This article explains the API key pair and how to generate an authentication token. This feature is available only to admin users of enterprise accounts. The content in this article is intended for developers.
This article contains the following sections:
- Authentication in the QA API
- How to Generate an API Key Pair
- How to Generate an Authentication Token for Testing
Authentication in the QA API
Like most APIs, the QA API requires you to use an API key pair (a client ID value and a client secret value) to generate an authentication token. Using the token, you can retrieve the data from the correct account and authenticate that your user is allowed to access the information.
An admin user of your enterprise account can generate the API key pair from the management dashboard. We recommend creating a special admin user in your account to be your API user. Then, the developer writes code that uses the key pair to generate a token.

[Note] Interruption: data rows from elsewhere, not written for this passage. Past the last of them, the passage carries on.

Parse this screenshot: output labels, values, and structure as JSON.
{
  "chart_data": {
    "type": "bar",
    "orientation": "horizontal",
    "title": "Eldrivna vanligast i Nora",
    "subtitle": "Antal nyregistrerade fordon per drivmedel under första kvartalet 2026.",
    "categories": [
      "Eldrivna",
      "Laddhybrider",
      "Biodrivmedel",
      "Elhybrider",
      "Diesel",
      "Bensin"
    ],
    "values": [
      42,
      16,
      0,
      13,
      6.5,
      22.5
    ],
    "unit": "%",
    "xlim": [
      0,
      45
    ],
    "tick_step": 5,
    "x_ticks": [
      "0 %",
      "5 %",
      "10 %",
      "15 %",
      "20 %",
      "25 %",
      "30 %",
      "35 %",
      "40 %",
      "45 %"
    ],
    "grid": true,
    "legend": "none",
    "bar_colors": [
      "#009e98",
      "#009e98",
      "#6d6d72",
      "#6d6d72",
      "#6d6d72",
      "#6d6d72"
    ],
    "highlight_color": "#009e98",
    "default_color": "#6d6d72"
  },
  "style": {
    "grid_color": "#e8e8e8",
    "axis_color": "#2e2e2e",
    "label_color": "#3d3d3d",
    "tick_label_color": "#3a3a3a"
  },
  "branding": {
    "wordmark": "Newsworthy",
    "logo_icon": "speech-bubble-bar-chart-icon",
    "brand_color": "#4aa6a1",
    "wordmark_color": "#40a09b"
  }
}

Each admin user has a distinct API key pair and can generate a new key pair at any time. Generating a new key pair revokes access to the old key pair, so it is a good way to remove access to the account information.
Important: If an admin generates a new API key pair while the old key pair is still being used by existing integration code, your integration will stop working until you update the key pair values in the code.
How to Generate an API Key Pair
Use the following steps to generate an API key pair:
- From the dashboard, click the building icon on the top left. Then click Settings from the left navigation.
The Settings & Integrations screen appears. - Click the API tab.
Tip: Alternately, you can click this link to the API tab to go to there directly.
- Click Generate new keys. The system generates a Client ID and Client Secret and shows them on the screen.
In the next procedure, you use the client ID and client secret in your code to generate an authentication token.
How to Generate an Authentication Token for Testing
The following example shows how you can generate and receive an authentication token. The token you generate lasts only 10 hours. Your full automation must periodically generate new tokens on its own.
For QA accounts, the following code sample generates an authentication token using the CURL command-line utility:
curl --data "grant_type=client_credentials&client_id={client_id}&client_secret={client_secret}" https://cloudacademy.com/oauth2/token/
For QA accounts, use the following code sample instead:
curl --data "grant_type=client_credentials&client_id={client_id}&client_secret={client_secret}" https://app.qa.com/oauth2/token/
When you enter this code at the command line, you must replace {client_id} and {client_secret} with the values you retrieved in the last procedure.
The response should look similar to the following:
{"access_token": "bXmeFlEGYpUQDGDYXTEHyOuiR8iFbi", "token_type": "Bearer", "expires_in": 36000, "scope": "all"}
Now you can use the response values, in this example, Bearer bXmeFlEGYpUQDGDYXTEHyOuiR8iFbi, in your subsequent API requests.